Fay Jones (1921-2004) produced a significant body of work. A student of Frank Lloyd Wright, he started designing private residences in stone and wood that stretched Wright’s prairie style to its organic limit. I was aware of his work from magazines as a teenager and later, in architecture school, had the opportunity to hear his lectures at the University of Oklahoma. His approach to architecture was both intellectual and passionate.
His early work could easily be mistaken for that of Frank Lloyd Wright, but at some point, it changed. It grew into something less derivative and more transcendental. He started designing chapels for meditation. Places of great beauty that blended with their surroundings by abstracting the structure of nature into something manmade. Thorncrown Chapel, Eureka Springs, Arkansas was the first, followed by Cooper Chapel, Bella Vista, Arkansas, and Leonard Community Chapel, Fort Worth, Texas. All of them are ethereal structures that almost aren’t there at all, so permeable and immaterial are they. The Nebraska apparition my sister and I came upon is the Holy Family Shrine –Fay Jones’ last ecclesiastical design. The entrance is a pedestrian tunnel carved through an earth berm seeded with prairie grass. This tunnel leads to a world apart. A watercourse meanders through a wildflower garden leading to a stone wall, visually anchoring the chapel structure to the earth. The stone wall frames thick wooden doors to the chapel proper. Once inside, space expands beyond transparent walls to the horizon. The watercourse continues through the front wall of the chapel and runs under the pews. You can hear the sound of moving water beneath your feet, dissolving the distinction between indoors and out. The structure seems to trace tree branches against the sky on all four sides. Architecture becomes a sensory experience engaging light, sound, touch, and even the smell of the prairie earth. There is also a sense of spiritual engagement. The web site for the chapel says the “idea was to create a place off interstate 80 for travelers… not only... of the road, but of a spiritual voyage on earth.” The Holy Family Shrine is Catholic in orientation. However, it is a privately run non-profit receiving no funding from the Archdiocese. It is intended “as a place of rest and solitude for people of all faiths….”
The official web site does not mention Fay Jones as architect, an omission akin to leaving the name of an author off the cover of a book. The on-site visitor center does mention Mr. Jones, though one has to search hard to find his name amidst the extensive exhibits. The Holy Family Shrine is located at Gretna, Nebraska about halfway between Omaha and Lincoln. Call 402.332.4565 for hours.

Monday, April 6, 2009

Calatrava

To the question, “Who is the world’s greatest living architect?” my answer, without hesitation, is Spanish-born Santiago Calatrava. His work is engaging, exciting. and intellectually challenging. It is sinuously sculptural, but disciplined with spatial purpose and structural elegance. Calatrava consistently employs principles of design that lift his work above theatrical grandstanding into the poetic. The dream-like curves of Gaudi, the rational organization of Palladio, the sense of scale of Frank Lloyd Wright… all these qualities are contained in the architecture of Santiago Calatrava.

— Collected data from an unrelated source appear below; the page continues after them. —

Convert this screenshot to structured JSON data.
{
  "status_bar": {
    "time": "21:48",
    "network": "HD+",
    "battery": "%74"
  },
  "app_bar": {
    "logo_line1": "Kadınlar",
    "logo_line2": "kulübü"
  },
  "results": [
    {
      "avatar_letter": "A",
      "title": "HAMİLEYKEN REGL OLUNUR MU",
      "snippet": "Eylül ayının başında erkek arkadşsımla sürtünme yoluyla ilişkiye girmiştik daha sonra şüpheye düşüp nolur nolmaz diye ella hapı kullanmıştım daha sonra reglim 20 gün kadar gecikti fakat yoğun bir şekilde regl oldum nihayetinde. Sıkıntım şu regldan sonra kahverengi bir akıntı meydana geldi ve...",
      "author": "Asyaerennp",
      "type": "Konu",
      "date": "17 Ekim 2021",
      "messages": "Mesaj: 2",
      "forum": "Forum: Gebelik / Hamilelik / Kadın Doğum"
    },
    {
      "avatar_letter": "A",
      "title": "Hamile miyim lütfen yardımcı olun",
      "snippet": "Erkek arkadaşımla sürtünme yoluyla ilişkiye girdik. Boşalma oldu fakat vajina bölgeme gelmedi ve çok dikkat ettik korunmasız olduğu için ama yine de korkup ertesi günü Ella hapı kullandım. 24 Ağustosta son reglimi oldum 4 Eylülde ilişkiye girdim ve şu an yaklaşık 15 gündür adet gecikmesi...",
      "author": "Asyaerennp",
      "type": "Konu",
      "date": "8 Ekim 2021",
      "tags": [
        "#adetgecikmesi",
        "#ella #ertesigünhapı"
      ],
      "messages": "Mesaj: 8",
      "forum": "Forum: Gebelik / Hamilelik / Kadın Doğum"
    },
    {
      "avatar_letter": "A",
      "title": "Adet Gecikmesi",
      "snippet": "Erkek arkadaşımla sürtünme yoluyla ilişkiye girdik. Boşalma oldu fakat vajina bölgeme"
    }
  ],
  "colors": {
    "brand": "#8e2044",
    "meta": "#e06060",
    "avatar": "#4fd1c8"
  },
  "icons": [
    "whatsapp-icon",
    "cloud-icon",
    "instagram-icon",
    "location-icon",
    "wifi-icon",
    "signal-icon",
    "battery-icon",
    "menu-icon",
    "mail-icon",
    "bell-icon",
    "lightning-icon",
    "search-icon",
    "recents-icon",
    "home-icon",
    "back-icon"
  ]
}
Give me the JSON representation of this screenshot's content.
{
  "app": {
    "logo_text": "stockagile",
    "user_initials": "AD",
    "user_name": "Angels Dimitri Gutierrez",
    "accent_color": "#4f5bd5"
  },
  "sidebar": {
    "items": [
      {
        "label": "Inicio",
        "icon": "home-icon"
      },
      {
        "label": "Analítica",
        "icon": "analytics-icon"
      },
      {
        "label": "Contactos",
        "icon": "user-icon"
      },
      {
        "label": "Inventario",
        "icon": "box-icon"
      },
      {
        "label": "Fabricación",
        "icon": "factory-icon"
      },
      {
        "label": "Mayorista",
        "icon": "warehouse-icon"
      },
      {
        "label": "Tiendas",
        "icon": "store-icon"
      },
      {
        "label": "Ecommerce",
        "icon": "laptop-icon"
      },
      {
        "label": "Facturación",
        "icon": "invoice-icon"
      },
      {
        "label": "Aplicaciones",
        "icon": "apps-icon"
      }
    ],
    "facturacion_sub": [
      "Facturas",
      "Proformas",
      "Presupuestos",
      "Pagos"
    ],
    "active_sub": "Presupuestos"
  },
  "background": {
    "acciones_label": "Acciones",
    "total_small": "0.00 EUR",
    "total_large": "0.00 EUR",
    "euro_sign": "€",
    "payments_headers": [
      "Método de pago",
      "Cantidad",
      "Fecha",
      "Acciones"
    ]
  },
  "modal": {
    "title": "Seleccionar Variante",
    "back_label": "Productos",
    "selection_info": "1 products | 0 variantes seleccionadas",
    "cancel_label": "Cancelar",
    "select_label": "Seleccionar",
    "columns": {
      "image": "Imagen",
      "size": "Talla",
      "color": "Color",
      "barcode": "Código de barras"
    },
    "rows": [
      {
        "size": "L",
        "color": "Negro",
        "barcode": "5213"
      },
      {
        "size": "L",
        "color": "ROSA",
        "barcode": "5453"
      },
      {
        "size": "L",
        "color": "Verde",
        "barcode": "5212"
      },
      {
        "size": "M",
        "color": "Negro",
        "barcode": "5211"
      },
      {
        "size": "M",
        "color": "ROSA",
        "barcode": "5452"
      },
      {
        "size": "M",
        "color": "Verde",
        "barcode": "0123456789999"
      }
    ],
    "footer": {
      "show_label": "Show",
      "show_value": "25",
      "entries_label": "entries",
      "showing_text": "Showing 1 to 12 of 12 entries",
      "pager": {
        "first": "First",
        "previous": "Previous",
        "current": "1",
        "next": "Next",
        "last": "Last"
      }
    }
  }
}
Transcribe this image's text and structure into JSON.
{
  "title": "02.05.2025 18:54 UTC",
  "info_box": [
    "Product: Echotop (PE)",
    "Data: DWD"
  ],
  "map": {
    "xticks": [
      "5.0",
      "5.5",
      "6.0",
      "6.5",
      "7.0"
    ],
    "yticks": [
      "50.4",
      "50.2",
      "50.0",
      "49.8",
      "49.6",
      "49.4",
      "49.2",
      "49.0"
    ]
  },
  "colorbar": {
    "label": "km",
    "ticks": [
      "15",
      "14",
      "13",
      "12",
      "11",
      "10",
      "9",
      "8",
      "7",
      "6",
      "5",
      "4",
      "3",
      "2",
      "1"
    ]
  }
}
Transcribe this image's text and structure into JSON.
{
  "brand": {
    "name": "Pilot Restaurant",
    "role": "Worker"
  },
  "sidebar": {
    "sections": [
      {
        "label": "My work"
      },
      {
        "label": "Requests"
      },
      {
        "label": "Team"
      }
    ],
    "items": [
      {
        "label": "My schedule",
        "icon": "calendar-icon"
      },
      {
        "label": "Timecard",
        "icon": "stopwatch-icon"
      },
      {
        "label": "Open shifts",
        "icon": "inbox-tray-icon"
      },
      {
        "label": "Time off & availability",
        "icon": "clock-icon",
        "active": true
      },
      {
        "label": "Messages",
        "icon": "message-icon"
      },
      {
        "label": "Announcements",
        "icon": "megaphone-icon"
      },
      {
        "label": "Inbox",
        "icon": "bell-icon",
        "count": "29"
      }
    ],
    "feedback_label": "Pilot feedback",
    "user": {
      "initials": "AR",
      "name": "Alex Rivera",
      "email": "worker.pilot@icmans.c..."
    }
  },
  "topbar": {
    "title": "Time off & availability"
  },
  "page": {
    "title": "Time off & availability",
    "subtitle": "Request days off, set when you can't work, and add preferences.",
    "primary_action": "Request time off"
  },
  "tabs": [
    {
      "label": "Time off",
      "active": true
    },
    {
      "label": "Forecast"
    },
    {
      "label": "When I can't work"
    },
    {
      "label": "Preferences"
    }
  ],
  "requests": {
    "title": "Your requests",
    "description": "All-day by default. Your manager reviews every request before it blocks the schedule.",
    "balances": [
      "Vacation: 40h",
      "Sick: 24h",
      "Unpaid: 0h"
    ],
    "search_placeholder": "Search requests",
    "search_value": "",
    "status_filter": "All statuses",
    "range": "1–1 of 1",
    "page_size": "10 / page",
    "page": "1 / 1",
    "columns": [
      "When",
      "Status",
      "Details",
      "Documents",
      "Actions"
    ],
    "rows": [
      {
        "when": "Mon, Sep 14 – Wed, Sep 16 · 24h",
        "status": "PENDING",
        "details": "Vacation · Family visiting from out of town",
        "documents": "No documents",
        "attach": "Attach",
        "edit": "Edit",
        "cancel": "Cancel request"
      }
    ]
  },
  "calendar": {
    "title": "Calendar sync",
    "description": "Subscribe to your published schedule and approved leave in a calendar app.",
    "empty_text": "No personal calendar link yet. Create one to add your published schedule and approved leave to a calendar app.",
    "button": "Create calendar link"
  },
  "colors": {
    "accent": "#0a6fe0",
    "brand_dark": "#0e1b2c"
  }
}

Architecture critic Ada Louise Huxtable finds Calatrava a little over the top and doesn’t rate him as highly as some others. (As told to Charlie Rose during a television interview.) I respect her opinion; she is one of the most astute observers of architecture around. However, on this score, I have to disagree. Perhaps, at first glance, Calatrava seems ostentatious. I will allow that in a few instances he stretches too far. (The Tenerife Opera House, for example.)But overall he produces work that is inventive and richly organic. Other star international architects don’t offer a complete package. Most of them seem to repeat the same fashionable fractured forms and place more importance on exterior display than interior richness. Not so with Calatrava. In his work, the primary focus is interior spaces. This is where we can really feel and experience architecture. Out of this core value he produces lyrical exteriors that express and exalt the spaces within.

Unfortunately, there are few examples Calatrava's work in the United States. However, one of his finest is the soaring Milwaukee Art Museum, pictured here. This is an extensive addition to a 1957 building by Eero Saarinen and a 1975 addition by David Kahler. As if the main spaces were not sufficiently exciting, take a look at the basement parking garage. Has there ever been a utilitarian space so elegantly executed? Calatrava is without equal.